Even the most inexperienced investor knows this diagram:
The theory is pretty simple. If you want a higher return, you have to take more risk. But while we know this intellectually, from time to time we fall prey to our cognitive biases, or thinking mistakes, and convince ourselves that THIS investment somehow doesn’t follow the rules. In focusing more on the potential yield from these alternative investments and less on the risk, investors fell prey to these fairly common behavioural errors:
- Framing Effect: The investment had been presented as something safe and familiar. We all know about mortgages; what could go wrong?
- Group Think: Many people invested with the same alternative lender and discussed it with others. This validated the investment and led to FOMO, fear of missing out on the hot new thing.
- Confirmation Bias: Alternative lending became huge in the last two years as interest rates fell. Articles talking about it and touting it were unavoidable and confirmed investors in their opinion.
- Loss Aversion: Everybody knows that the stock market is risky, so this looked like a safer way to get similar returns while taking less risk.
We have been wary of alternative investing and have never placed any of our client funds into the various products available, for the following reasons:
- Every new investment vehicle claims to have found a way to get off that risk/return line, either by getting a higher return for the same risk, or by getting the same return for a lower risk. This sales pitch is as old as the markets themselves. While sometimes somebody does develop an edge, it never lasts for long. In the alternative lending business, as more and more money and players came into the sector, lenders ended up doing the opposite of what the investors had hoped. Instead of taking lower risks, they were forced to take higher and higher risks; and at the same time, in a highly competitive market flooded with money, the returns were forced lower.
- One of the greatest things about the stock market is that the investments are liquid. You may not like the prices but you can get your money out at any time. If there is a global pandemic, a financial crisis or a war, you can still trade and if you choose, sell out, take your cash and bury it in the back yard or under your mattress. Not so with any investment where redemptions are not instant and not on demand. Liquidity is only important when you really want it, and that’s when it is most likely to disappear in private investments.
- Stock markets are (absent fraud) transparent.

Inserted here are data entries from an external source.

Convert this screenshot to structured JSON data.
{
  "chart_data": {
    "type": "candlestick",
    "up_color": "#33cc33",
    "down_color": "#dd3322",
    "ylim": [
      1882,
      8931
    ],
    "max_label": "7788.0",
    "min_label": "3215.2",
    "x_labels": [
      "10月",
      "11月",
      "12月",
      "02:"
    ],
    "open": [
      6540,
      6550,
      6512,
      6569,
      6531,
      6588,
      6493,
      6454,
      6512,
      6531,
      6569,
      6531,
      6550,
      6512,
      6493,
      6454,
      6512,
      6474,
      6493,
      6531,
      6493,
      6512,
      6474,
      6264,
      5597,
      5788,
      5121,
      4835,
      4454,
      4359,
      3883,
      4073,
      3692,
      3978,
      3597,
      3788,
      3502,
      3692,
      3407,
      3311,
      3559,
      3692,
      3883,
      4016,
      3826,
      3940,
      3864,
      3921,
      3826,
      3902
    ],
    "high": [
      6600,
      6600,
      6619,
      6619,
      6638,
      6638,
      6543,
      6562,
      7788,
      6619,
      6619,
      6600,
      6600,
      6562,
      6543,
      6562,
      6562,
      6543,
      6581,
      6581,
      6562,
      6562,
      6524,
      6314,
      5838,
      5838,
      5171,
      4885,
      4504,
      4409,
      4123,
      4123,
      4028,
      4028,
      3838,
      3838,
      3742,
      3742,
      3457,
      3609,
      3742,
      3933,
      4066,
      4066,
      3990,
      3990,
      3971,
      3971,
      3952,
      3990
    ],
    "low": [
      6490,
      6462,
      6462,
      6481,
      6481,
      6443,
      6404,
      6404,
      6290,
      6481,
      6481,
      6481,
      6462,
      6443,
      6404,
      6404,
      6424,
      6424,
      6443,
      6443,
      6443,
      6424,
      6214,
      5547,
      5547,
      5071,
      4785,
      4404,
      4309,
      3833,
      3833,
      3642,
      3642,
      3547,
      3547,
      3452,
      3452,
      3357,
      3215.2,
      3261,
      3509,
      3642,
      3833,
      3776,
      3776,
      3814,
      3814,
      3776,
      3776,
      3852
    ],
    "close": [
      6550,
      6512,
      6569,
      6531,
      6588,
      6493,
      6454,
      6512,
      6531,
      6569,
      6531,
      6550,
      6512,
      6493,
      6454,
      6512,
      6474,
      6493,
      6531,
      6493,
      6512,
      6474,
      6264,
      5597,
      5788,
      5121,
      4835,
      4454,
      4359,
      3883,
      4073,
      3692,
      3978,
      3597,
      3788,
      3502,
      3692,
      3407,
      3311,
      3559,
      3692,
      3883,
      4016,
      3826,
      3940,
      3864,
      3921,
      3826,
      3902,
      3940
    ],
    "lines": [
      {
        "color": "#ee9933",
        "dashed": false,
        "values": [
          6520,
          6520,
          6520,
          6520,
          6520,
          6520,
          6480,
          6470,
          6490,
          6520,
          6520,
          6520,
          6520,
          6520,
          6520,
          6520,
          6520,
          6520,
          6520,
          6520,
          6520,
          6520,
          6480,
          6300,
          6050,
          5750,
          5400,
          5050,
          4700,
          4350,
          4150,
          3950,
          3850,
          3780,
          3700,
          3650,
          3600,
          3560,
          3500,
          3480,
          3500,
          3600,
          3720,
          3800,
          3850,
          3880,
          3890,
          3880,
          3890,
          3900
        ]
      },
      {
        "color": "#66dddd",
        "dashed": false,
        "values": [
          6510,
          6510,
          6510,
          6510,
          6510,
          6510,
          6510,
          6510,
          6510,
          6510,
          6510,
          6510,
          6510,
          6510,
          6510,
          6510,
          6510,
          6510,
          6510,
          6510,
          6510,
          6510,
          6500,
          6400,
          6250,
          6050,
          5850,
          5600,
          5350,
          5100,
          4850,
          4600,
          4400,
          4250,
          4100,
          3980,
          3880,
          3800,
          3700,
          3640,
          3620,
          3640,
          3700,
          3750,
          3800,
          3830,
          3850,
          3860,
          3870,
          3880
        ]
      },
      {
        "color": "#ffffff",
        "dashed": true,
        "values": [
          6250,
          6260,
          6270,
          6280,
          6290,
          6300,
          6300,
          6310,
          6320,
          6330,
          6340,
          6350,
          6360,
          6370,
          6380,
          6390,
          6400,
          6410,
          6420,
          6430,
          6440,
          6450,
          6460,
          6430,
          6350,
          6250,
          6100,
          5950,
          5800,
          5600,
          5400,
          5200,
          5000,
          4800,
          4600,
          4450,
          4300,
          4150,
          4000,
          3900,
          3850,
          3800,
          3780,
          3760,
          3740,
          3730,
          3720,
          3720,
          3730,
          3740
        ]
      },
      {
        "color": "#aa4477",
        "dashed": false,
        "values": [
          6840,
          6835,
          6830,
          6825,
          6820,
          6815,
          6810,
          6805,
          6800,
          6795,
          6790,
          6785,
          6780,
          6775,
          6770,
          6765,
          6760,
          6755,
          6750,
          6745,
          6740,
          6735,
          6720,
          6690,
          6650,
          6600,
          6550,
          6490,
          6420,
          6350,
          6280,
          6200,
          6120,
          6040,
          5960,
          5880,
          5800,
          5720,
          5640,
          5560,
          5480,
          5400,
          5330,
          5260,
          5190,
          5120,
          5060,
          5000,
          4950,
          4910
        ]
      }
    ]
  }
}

Financial disclosure requirements mean that an investor who chooses to do so can find out pretty much everything that is important to know before investing, or during the course of the investment. Not so in alternative investing where investors probably don’t get much more than a quarterly snapshot of how things are doing, with lax rules about revaluing the underlying deals (so-called “mark to market”) and very little ability to do independent analysis.
I take no joy in the distressed condition of the private lending markets. Many people are going to get hurt, some of them badly. They thought they were investing in pretty safe, conventional investments. Some will find out that they have financed a hole in the ground for a building that will never be completed, or perhaps a half-completed project where the developer has gone broke and the buyers have disappeared.
In investing, as in most things in life, there is no free lunch. We all have to live with the reality of the risk/return line. By doing our homework, understanding our investments and weighing the pros and cons, we can, at least, make good and well-reasoned decisions that should work out pretty well, most of the time. Nobody should expect to do better than that.